Unter dem Begriff Übergangsmanagement werden Konzepte zur Erreichung einer nachhaltigen Wiedereingliederung inhaftierter Menschen zusammengefasst.

Der grundlegenden Idee, dass in der fragilen Phase solcher Übergänge eine zielgruppenspezifische Unterstützung der Betroffenen ausschlaggebend ist, folgt auch das Übergangsmanagement im Kontext des Vollzugs strafrechtlicher Sanktionen. Unter dem Begriff verstanden werden strukturierte Konzepte zur Erreichung einer nachhaltigen Wiedereingliederung inhaftierter Menschen zurück in die Gesellschaft und damit der Ausstieg aus der Straffälligkeit.

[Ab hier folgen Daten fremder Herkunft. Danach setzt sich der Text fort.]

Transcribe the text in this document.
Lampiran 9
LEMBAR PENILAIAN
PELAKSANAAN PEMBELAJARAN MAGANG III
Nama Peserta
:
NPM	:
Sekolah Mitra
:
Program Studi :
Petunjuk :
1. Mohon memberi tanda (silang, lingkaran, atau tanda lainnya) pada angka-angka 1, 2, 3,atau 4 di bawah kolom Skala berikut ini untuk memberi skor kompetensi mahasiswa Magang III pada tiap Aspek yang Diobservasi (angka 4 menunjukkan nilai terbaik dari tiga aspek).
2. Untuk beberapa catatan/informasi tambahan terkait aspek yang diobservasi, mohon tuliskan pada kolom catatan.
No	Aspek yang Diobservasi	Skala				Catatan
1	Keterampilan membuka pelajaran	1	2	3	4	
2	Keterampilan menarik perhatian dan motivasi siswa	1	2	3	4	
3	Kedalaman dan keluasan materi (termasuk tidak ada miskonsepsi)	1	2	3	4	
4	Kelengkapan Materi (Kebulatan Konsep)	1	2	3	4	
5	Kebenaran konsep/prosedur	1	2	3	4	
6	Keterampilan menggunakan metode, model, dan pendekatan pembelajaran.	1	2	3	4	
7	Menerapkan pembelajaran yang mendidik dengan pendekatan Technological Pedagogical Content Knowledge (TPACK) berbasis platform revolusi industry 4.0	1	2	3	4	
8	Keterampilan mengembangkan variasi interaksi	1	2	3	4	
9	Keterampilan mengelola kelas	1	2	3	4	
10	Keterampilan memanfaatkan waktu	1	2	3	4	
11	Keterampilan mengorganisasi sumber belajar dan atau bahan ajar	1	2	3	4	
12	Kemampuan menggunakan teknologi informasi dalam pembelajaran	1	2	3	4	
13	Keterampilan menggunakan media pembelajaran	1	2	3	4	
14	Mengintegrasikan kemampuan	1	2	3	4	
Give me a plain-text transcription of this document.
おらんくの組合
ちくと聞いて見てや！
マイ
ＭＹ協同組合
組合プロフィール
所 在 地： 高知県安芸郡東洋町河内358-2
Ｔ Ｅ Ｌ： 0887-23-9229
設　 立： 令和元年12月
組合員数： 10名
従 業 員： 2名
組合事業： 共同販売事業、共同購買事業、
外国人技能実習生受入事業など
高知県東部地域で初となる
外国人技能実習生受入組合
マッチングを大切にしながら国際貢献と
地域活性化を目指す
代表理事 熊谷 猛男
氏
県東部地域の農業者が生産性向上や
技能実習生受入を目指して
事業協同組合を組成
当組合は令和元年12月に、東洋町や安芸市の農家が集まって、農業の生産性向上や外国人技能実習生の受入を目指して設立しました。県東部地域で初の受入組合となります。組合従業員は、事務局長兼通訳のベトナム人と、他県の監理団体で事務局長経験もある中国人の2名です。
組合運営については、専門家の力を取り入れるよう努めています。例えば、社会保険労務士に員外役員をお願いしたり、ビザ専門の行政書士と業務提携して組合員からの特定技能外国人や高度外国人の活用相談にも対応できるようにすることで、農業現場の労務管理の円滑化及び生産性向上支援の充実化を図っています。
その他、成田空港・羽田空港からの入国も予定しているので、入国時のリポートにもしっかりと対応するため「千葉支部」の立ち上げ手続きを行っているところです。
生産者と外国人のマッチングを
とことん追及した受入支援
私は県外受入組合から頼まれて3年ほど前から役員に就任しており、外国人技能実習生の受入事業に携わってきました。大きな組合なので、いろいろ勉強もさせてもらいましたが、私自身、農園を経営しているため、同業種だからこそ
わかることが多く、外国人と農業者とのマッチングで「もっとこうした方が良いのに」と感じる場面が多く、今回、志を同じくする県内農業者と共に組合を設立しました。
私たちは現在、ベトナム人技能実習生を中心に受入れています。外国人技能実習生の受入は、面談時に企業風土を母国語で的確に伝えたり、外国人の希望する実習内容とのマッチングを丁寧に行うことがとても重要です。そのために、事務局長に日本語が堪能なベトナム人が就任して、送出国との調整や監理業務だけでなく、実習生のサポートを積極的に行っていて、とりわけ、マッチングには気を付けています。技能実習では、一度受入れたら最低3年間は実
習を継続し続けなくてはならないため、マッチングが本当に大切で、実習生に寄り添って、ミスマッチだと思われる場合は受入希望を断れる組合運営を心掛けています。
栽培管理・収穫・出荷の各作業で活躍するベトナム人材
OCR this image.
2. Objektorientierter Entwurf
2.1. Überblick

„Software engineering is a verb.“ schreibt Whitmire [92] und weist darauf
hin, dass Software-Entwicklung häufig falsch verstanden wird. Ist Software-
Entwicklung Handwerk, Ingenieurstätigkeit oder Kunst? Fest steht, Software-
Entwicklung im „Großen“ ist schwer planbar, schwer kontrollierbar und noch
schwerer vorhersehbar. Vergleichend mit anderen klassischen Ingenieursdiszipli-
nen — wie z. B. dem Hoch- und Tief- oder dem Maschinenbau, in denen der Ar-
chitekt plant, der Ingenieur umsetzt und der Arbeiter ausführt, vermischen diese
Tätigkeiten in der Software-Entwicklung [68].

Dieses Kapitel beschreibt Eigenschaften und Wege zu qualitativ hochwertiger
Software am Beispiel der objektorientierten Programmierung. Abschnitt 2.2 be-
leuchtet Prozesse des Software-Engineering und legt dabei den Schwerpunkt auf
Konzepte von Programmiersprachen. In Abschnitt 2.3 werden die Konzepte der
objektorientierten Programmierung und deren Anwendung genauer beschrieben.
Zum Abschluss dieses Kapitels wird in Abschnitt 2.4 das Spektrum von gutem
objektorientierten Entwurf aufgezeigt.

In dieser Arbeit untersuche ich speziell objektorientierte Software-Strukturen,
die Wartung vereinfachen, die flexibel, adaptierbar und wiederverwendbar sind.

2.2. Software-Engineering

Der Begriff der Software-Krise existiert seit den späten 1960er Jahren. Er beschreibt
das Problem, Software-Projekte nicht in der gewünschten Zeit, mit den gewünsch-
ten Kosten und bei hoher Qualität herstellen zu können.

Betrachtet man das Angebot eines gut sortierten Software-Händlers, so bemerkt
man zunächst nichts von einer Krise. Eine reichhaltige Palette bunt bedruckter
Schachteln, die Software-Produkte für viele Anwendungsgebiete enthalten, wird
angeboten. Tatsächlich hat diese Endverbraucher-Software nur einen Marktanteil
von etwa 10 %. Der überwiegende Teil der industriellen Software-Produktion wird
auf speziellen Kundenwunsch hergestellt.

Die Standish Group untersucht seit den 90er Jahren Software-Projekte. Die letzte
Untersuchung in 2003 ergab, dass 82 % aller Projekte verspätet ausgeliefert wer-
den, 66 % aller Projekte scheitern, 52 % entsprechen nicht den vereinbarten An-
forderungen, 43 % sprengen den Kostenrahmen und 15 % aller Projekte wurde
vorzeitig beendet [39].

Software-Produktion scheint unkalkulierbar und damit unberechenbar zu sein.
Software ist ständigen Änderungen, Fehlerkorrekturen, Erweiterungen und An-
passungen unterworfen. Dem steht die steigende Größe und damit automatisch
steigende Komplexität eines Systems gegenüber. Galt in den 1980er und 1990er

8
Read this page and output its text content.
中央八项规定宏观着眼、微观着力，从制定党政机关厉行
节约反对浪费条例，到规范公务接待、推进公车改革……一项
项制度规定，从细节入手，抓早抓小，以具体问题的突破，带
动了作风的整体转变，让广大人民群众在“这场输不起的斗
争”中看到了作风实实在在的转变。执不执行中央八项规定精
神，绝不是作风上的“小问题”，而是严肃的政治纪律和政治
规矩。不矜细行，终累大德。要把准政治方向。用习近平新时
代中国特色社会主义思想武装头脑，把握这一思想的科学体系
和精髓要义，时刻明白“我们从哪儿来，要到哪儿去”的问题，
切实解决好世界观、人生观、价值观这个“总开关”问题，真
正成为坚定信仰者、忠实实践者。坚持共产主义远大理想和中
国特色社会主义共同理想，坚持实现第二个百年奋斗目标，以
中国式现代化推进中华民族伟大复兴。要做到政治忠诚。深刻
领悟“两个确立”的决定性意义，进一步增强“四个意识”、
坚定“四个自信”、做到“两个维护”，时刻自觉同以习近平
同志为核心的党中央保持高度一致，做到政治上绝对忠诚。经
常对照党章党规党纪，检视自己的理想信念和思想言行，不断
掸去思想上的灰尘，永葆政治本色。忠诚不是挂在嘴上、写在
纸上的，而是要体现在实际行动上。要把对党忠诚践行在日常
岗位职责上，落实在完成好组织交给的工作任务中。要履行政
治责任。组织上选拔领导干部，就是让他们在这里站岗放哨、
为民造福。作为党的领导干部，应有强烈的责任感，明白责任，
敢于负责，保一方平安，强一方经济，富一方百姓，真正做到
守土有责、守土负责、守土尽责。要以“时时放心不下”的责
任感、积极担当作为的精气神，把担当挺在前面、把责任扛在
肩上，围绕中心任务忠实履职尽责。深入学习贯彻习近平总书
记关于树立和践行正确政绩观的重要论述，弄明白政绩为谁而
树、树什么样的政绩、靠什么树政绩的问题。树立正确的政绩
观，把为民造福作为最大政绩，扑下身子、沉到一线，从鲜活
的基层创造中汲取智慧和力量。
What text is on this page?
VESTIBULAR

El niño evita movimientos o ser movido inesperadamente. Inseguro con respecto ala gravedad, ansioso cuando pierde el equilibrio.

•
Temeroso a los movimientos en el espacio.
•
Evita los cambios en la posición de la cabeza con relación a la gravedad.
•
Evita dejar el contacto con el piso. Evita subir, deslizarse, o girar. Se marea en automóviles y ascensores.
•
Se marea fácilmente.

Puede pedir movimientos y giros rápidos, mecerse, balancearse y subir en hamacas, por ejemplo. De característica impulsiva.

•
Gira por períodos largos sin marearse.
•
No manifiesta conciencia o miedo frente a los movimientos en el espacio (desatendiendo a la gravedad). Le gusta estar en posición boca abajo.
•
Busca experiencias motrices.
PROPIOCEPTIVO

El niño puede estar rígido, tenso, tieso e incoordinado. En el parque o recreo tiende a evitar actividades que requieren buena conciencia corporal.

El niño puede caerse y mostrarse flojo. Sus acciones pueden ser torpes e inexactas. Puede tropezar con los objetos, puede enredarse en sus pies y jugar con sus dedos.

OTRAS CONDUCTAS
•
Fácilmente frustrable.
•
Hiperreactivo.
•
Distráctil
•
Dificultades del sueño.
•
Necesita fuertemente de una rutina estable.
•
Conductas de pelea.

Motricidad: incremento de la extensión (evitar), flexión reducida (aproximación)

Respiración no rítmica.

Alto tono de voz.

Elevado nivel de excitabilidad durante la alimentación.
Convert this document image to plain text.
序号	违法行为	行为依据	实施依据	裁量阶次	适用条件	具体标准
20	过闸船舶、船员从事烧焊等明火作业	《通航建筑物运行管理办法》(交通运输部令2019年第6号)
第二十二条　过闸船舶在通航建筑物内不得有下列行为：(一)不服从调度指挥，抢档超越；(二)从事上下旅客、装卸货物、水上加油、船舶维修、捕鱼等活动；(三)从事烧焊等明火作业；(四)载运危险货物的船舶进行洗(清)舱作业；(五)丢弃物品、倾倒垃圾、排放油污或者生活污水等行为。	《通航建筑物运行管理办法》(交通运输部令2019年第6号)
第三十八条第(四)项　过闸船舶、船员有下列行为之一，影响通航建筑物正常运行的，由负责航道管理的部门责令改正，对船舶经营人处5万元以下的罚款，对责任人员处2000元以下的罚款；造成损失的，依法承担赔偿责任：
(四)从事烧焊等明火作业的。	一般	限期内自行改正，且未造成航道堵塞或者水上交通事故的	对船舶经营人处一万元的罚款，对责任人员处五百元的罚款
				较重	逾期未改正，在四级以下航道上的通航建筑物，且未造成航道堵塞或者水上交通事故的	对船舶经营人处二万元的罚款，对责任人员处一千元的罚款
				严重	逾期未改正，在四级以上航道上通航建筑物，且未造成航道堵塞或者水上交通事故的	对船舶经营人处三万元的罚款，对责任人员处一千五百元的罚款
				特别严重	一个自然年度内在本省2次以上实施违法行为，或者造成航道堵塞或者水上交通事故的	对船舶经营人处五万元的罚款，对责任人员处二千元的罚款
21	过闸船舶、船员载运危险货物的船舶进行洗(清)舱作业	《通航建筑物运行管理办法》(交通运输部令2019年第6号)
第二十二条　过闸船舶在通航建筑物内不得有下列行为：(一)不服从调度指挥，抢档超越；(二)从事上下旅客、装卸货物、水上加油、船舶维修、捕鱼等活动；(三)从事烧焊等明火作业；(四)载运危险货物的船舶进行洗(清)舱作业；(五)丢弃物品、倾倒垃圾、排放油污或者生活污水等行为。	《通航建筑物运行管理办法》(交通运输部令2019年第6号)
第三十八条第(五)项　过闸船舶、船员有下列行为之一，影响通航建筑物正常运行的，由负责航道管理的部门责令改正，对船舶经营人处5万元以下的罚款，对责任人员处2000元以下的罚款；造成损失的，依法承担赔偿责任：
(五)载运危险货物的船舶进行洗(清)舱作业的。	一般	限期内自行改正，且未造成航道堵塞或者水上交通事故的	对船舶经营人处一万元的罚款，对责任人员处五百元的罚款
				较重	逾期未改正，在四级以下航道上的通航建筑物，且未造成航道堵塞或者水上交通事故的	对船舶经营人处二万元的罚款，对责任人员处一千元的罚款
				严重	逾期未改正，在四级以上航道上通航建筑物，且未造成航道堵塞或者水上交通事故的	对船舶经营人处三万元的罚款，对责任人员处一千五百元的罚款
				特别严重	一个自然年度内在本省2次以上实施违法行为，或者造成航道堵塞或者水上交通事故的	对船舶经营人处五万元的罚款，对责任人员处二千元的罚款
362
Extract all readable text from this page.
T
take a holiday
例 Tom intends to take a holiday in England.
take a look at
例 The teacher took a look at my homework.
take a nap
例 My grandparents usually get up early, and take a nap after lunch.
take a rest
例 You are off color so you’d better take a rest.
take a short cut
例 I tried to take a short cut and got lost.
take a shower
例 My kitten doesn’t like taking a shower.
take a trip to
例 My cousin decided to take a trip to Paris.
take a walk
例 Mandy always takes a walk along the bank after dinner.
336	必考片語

Anstalten Bellechasse Sugiez

Oft sind Menschen im Freiheitsentzug in mehreren Lebensbereichen mit Schwierigkeiten konfrontiert und weisen einen vielseitigen Unterstützungsbedarf auf. Ihr soziales Umfeld ist häufig nicht ausreichend protektiv und es bestehen problematische Aspekte (u.a. fehlende Erwerbsarbeit, Drogen- und Alkoholabhängigkeiten, Schulden, fehlender Wohnraum sowie Konflikte in Partnerschaft und Familie). Falls solche Themen kriminogene Risikofaktoren darstellen, sind sie bereits während des Sanktionenvollzugs anzugehen. Auch oder gerade nach der Entlassung aus dem Freiheitsentzug ist eine weiterführende Unterstützung der Betroffenen aus deliktpräventiver Hinsicht ausschlaggebend.

Eine solche Unterstützung ist nicht nur aus humanen und sozialstaatlichen Gründen angezeigt, sondern wird auch von der Überzeugung getragen, dass damit die hohen Rückfallraten nach der Entlassung aus dem Strafvollzug gesenkt werden können. Die Forschung zeigt europaweit, dass die Rückfallgefahr gerade in den ersten Monaten nach der Haftentlassung besonders hoch ist. Für Deutschland siehe Jehle 2007. Dies deutet darauf hin, dass der Übergang in die Freiheit in vielen Fällen misslingt, was einerseits sicherheitspolitische Risiken nach sich zieht und andererseits auf Verbesserungspotential in der Straffälligenarbeit hindeutet.

Herausforderungen

Damit anspruchsvolle Übergange während des Vollzugs freiheitsentziehender Sanktionen bestmöglich gelingen, müssen die beteiligten Personen und Institutionen koordiniert zusammenarbeiten. Die Umsetzung vernünftiger Konzepte zur Kooperation zwischen den Institutionen des Sanktionenvollzugs sowie Institutionen des Gemeinwesens wird häufig durch organisatorische, kulturelle und strukturelle Hürden erschwert (u.a. fehlende Zuständigkeiten und Kooperationsbereitschaft, erschwerter Informationsfluss durch Datenschutz).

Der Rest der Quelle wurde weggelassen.